Reduction of end wall loss in axial compressor by using non-axisymmetric profiled end wall: A new design approach based on end wall velocity modification

Aircraft axial compressors are commonly designed with high load that generates strong secondary flow and produces high secondary loss. To deal with this problem, profiled end wall has been introduced as a promising technique to reconstruct the end wall flow during the last decade. In this study, we put forward a physics-based approach to design non-axisymmetric profiled end wall which enables researchers to generate the end wall geometry for an arbitrary compressor. The approach is less relying on design experience, much more time-saving than numerical optimization design, but comes to a considerably effective and universal geometry of profiled end wall for performance improvement. A theoretical study is applied to the end wall region at first, during which we proposed a simplified model and established a 6-equation system for the quantitative correlation between the end wall geometry and secondary flow. Then, the new physics-based profiling approach is developed from the theoretical study.
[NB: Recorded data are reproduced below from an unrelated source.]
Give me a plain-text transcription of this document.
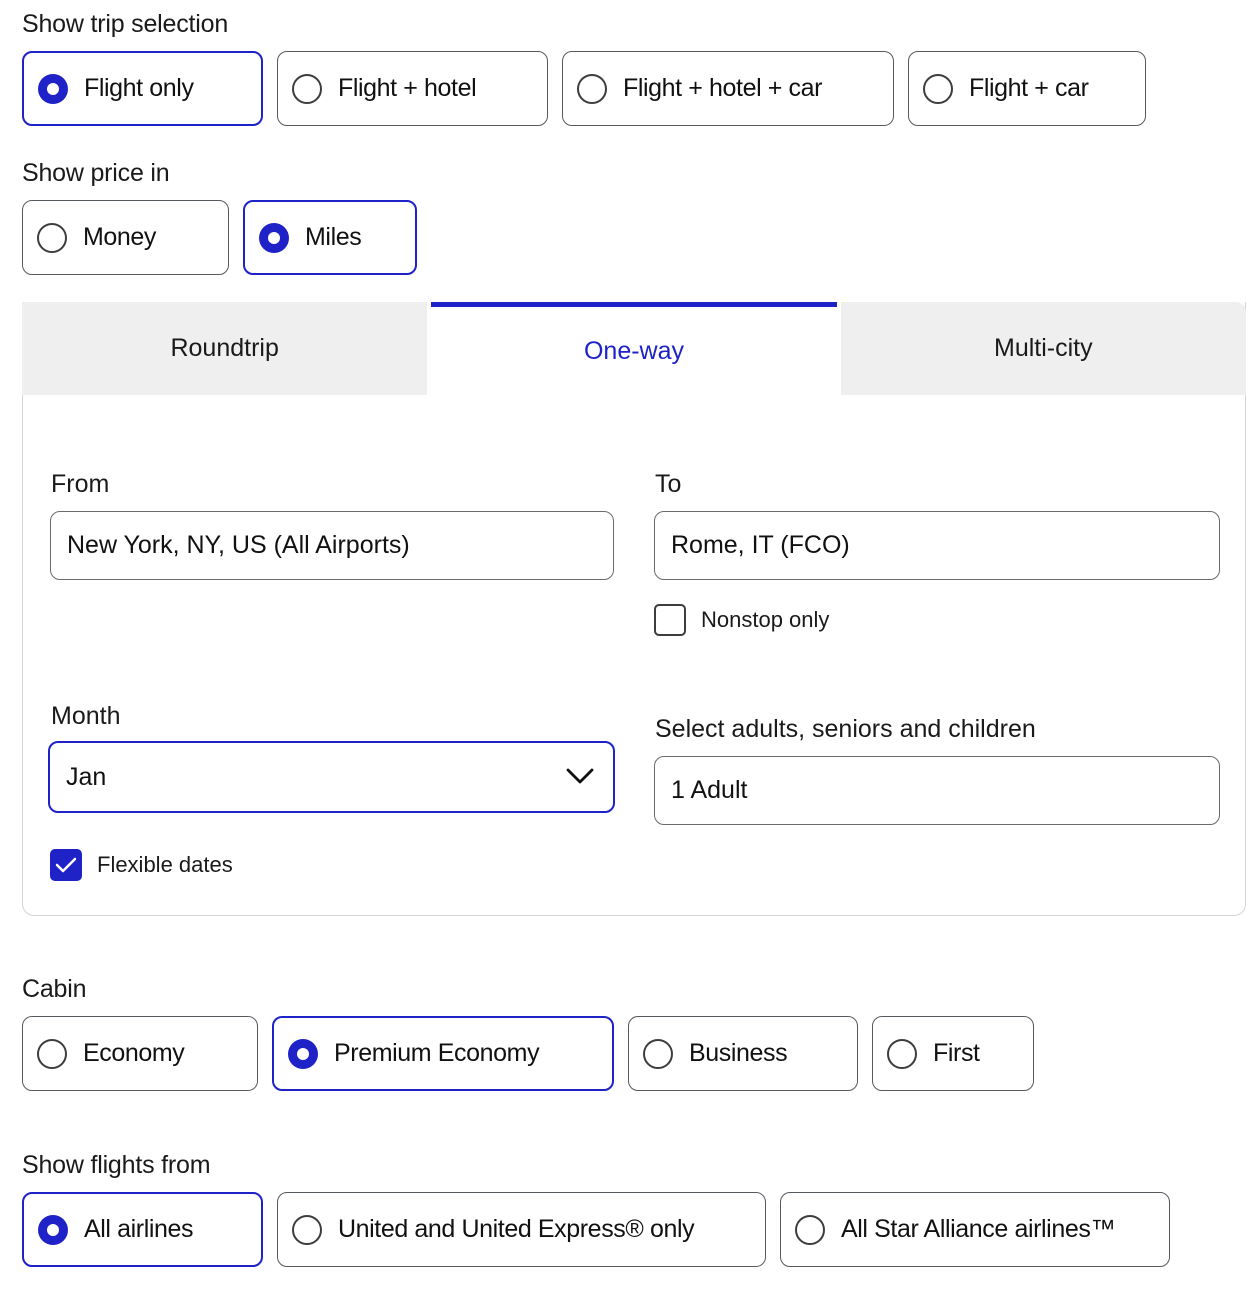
Show trip selection
Flight only	Flight + hotel	Flight + hotel + car	Flight + car
Show price in
Money	Miles
Roundtrip	One-way	Multi-city
From
New York, NY, US (All Airports)
To
Rome, IT (FCO)
Nonstop only
Month
Jan
Select adults, seniors and children
1 Adult
Flexible dates
Cabin
Economy	Premium Economy	Business	First
Show flights from
All airlines	United and United Express® only	All Star Alliance airlines™
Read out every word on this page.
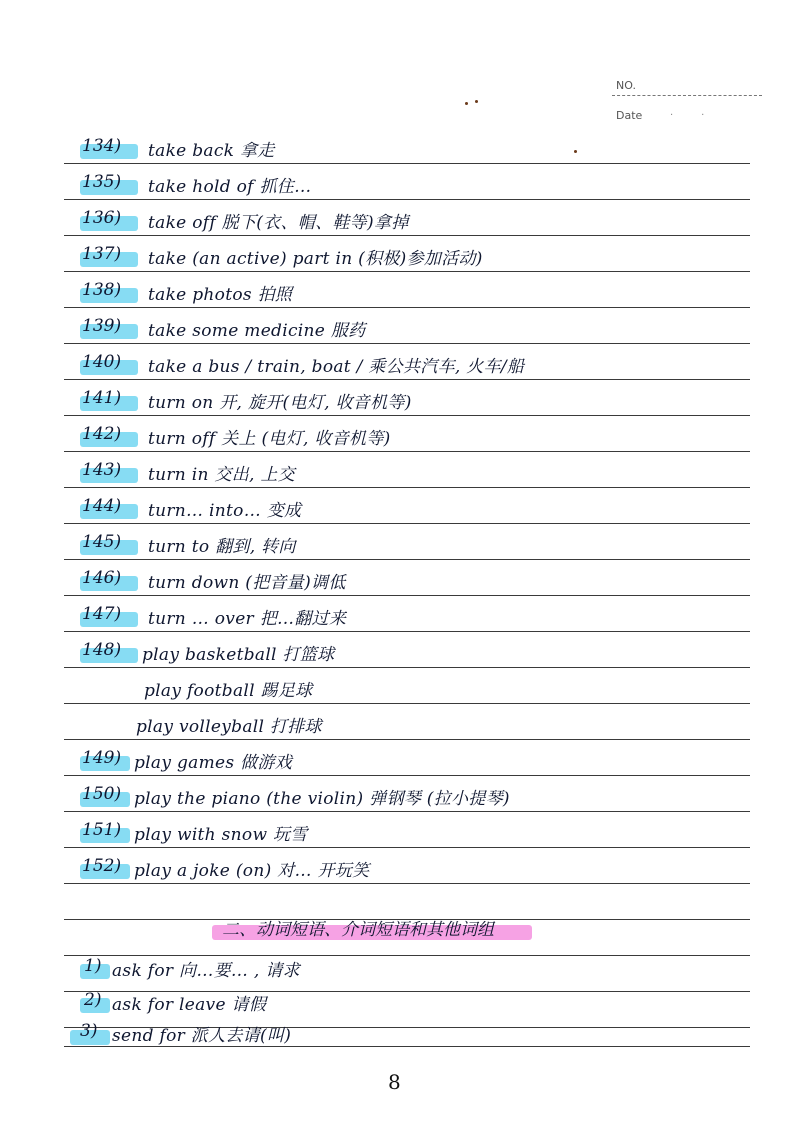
NO.
Date	··
134) take back 拿走
135) take hold of 抓住…
136) take off 脱下(衣、帽、鞋等)拿掉
137) take (an active) part in (积极)参加活动)
138) take photos 拍照
139) take some medicine 服药
140) take a bus / train, boat / 乘公共汽车, 火车/船
141) turn on 开, 旋开(电灯, 收音机等)
142) turn off 关上 (电灯, 收音机等)
143) turn in 交出, 上交
144) turn… into… 变成
145) turn to 翻到, 转向
146) turn down (把音量)调低
147) turn … over 把…翻过来
148) play basketball 打篮球
play football 踢足球
play volleyball 打排球
149) play games 做游戏
150) play the piano (the violin) 弹钢琴 (拉小提琴)
151) play with snow 玩雪
152) play a joke (on) 对… 开玩笑
二、动词短语、介词短语和其他词组
1) ask for 向…要… , 请求
2) ask for leave 请假
3) send for 派人去请(叫)
8
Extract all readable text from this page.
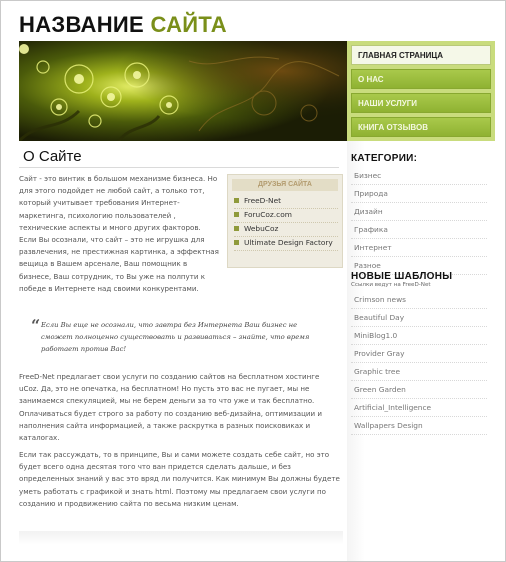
НАЗВАНИЕ САЙТА
ГЛАВНАЯ СТРАНИЦА
О НАС
НАШИ УСЛУГИ
КНИГА ОТЗЫВОВ
О Сайте
ДРУЗЬЯ САЙТА
FreeD-Net
ForuCoz.com
WebuCoz
Ultimate Design Factory

Сайт - это винтик в большом механизме бизнеса. Но для этого подойдет не любой сайт, а только тот, который учитывает требования Интернет-маркетинга, психологию пользователей , технические аспекты и много других факторов. Если Вы осознали, что сайт – это не игрушка для развлечения, не престижная картинка, а эффектная вещица в Вашем арсенале, Ваш помощник в бизнесе, Ваш сотрудник, то Вы уже на полпути к победе в Интернете над своими конкурентами.

“ Если Вы еще не осознали, что завтра без Интернета Ваш бизнес не сможет полноценно существовать и развиваться – знайте, что время работает против Вас!

FreeD-Net предлагает свои услуги по созданию сайтов на бесплатном хостинге uCoz. Да, это не опечатка, на бесплатном! Но пусть это вас не пугает, мы не занимаемся спекуляцией, мы не берем деньги за то что уже и так бесплатно. Оплачиваться будет строго за работу по созданию веб-дизайна, оптимизации и наполнения сайта информацией, а также раскрутка в разных поисковиках и каталогах.

Если так рассуждать, то в принципе, Вы и сами можете создать себе сайт, но это будет всего одна десятая того что ван придется сделать дальше, и без определенных знаний у вас это вряд ли получится. Как минимум Вы должны будете уметь работать с графикой и знать html. Поэтому мы предлагаем свои услуги по созданию и продвижению сайта по весьма низким ценам.

КАТЕГОРИИ:
Бизнес
Природа
Дизайн
Графика
Интернет
Разное
НОВЫЕ ШАБЛОНЫ
Ссылки ведут на FreeD-Net
Crimson news
Beautiful Day
MiniBlog1.0
Provider Gray
Graphic tree
Green Garden
Artificial_Intelligence
Wallpapers Design
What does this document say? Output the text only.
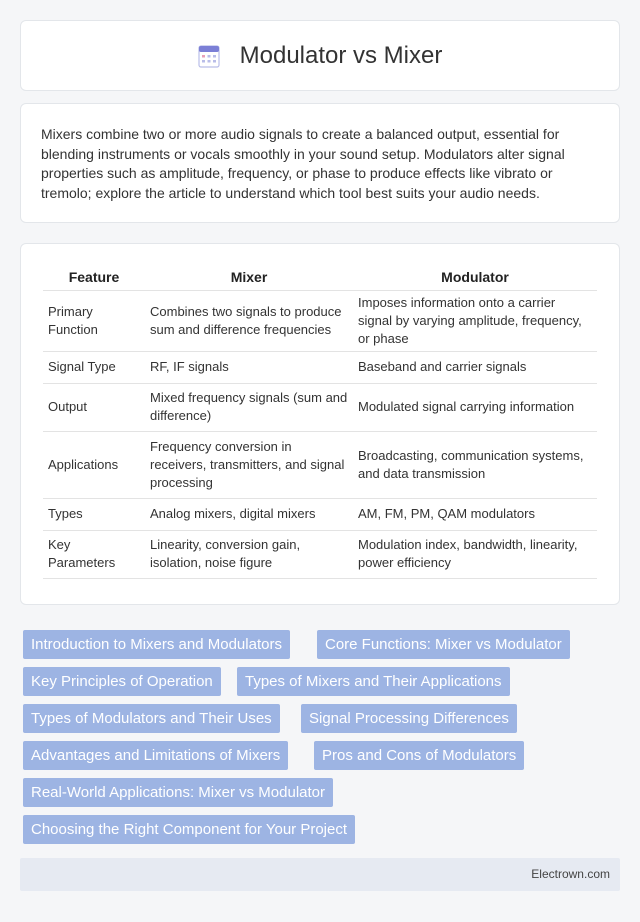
Modulator vs Mixer

Mixers combine two or more audio signals to create a balanced output, essential for blending instruments or vocals smoothly in your sound setup. Modulators alter signal properties such as amplitude, frequency, or phase to produce effects like vibrato or tremolo; explore the article to understand which tool best suits your audio needs.

Feature	Mixer	Modulator
Primary Function	Combines two signals to produce sum and difference frequencies	Imposes information onto a carrier signal by varying amplitude, frequency, or phase
Signal Type	RF, IF signals	Baseband and carrier signals
Output	Mixed frequency signals (sum and difference)	Modulated signal carrying information
Applications	Frequency conversion in receivers, transmitters, and signal processing	Broadcasting, communication systems, and data transmission
Types	Analog mixers, digital mixers	AM, FM, PM, QAM modulators
Key Parameters	Linearity, conversion gain, isolation, noise figure	Modulation index, bandwidth, linearity, power efficiency
Introduction to Mixers and Modulators	Core Functions: Mixer vs Modulator
Key Principles of Operation	Types of Mixers and Their Applications
Types of Modulators and Their Uses	Signal Processing Differences
Advantages and Limitations of Mixers	Pros and Cons of Modulators
Real-World Applications: Mixer vs Modulator
Choosing the Right Component for Your Project
Electrown.com
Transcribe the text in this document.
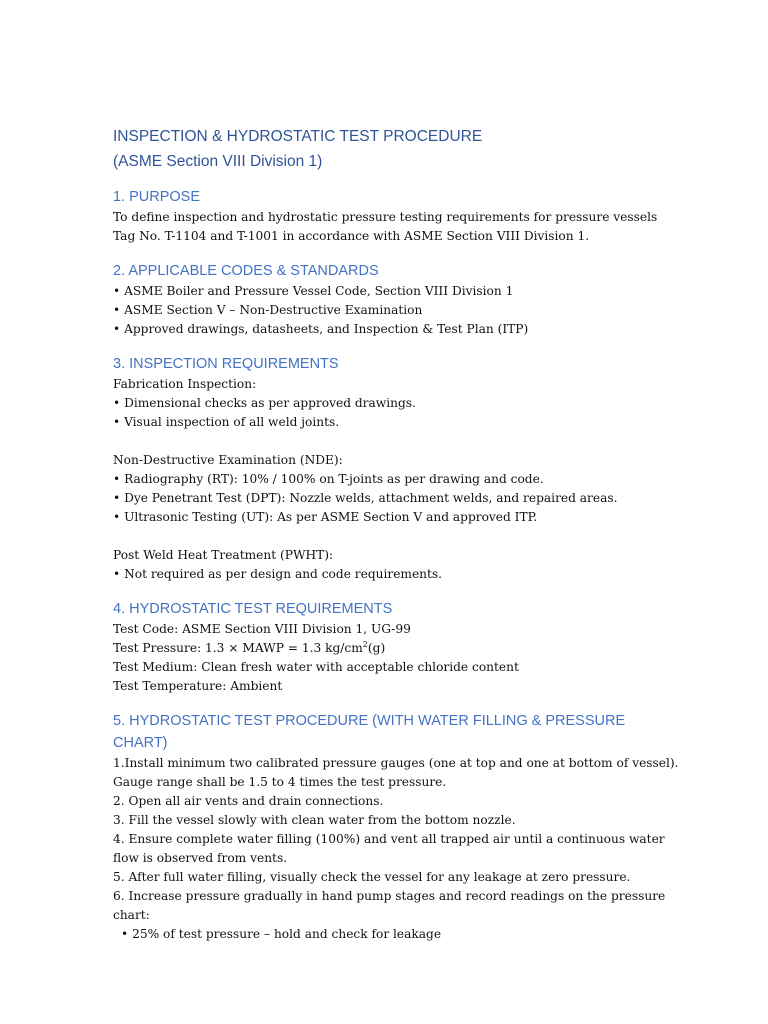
INSPECTION & HYDROSTATIC TEST PROCEDURE
(ASME Section VIII Division 1)
1. PURPOSE
To define inspection and hydrostatic pressure testing requirements for pressure vessels
Tag No. T-1104 and T-1001 in accordance with ASME Section VIII Division 1.
2. APPLICABLE CODES & STANDARDS
• ASME Boiler and Pressure Vessel Code, Section VIII Division 1
• ASME Section V – Non-Destructive Examination
• Approved drawings, datasheets, and Inspection & Test Plan (ITP)
3. INSPECTION REQUIREMENTS
Fabrication Inspection:
• Dimensional checks as per approved drawings.
• Visual inspection of all weld joints.
Non-Destructive Examination (NDE):
• Radiography (RT): 10% / 100% on T-joints as per drawing and code.
• Dye Penetrant Test (DPT): Nozzle welds, attachment welds, and repaired areas.
• Ultrasonic Testing (UT): As per ASME Section V and approved ITP.
Post Weld Heat Treatment (PWHT):
• Not required as per design and code requirements.
4. HYDROSTATIC TEST REQUIREMENTS
Test Code: ASME Section VIII Division 1, UG-99
Test Pressure: 1.3 × MAWP = 1.3 $kg/cm^2(g)$
Test Medium: Clean fresh water with acceptable chloride content
Test Temperature: Ambient
5. HYDROSTATIC TEST PROCEDURE (WITH WATER FILLING & PRESSURE CHART)
1.Install minimum two calibrated pressure gauges (one at top and one at bottom of vessel).
Gauge range shall be 1.5 to 4 times the test pressure.
2. Open all air vents and drain connections.
3. Fill the vessel slowly with clean water from the bottom nozzle.
4. Ensure complete water filling (100%) and vent all trapped air until a continuous water
flow is observed from vents.
5. After full water filling, visually check the vessel for any leakage at zero pressure.
6. Increase pressure gradually in hand pump stages and record readings on the pressure
chart:
• 25% of test pressure – hold and check for leakage
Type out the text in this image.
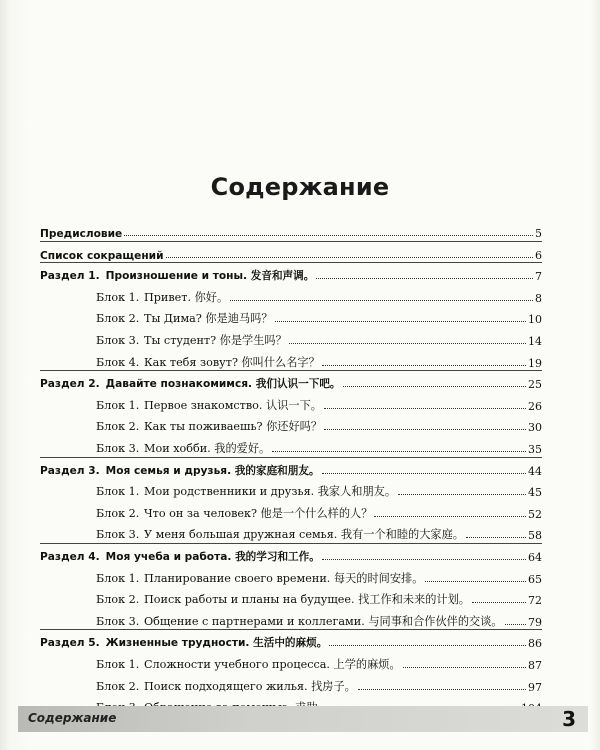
Содержание
Предисловие	5
Список сокращений	6
Раздел 1. Произношение и тоны. 发音和声调。	7
Блок 1. Привет. 你好。	8
Блок 2. Ты Дима? 你是迪马吗？	10
Блок 3. Ты студент? 你是学生吗？	14
Блок 4. Как тебя зовут? 你叫什么名字？	19
Раздел 2. Давайте познакомимся. 我们认识一下吧。	25
Блок 1. Первое знакомство. 认识一下。	26
Блок 2. Как ты поживаешь? 你还好吗？	30
Блок 3. Мои хобби. 我的爱好。	35
Раздел 3. Моя семья и друзья. 我的家庭和朋友。	44
Блок 1. Мои родственники и друзья. 我家人和朋友。	45
Блок 2. Что он за человек? 他是一个什么样的人？	52
Блок 3. У меня большая дружная семья. 我有一个和睦的大家庭。	58
Раздел 4. Моя учеба и работа. 我的学习和工作。	64
Блок 1. Планирование своего времени. 每天的时间安排。	65
Блок 2. Поиск работы и планы на будущее. 找工作和未来的计划。	72
Блок 3. Общение с партнерами и коллегами. 与同事和合作伙伴的交谈。 79
Раздел 5. Жизненные трудности. 生活中的麻烦。	86
Блок 1. Сложности учебного процесса. 上学的麻烦。	87
Блок 2. Поиск подходящего жилья. 找房子。	97
Содержание	3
By defining a more suitable distribution of end wall velocity as the design target, the corresponding end wall geometry can be solved from the equation system and is expected to modify the end wall flow as the design target. This new approach is used on a high-load compressor cascade to testify its performance, accompanied by two other profiling using the conventional approach and the numerical optimization with the same profiling limitation. A detailed analysis of the cascade, including loss generation and secondary flow, shows excellent influence of the new approach in the front end wall region while negative influence in rear region. The combined effect of the two influences finally reduces the loss by 1.65%, much higher than the conventional approach, which is reduced by only 0.22%, and reaches 73% of the numerical optimization. A further discussion on the relation between the modified end wall velocity and the positive/negative influence of PEW is given and it generally confirmed the physical rationality as well as the effectiveness of the new approach.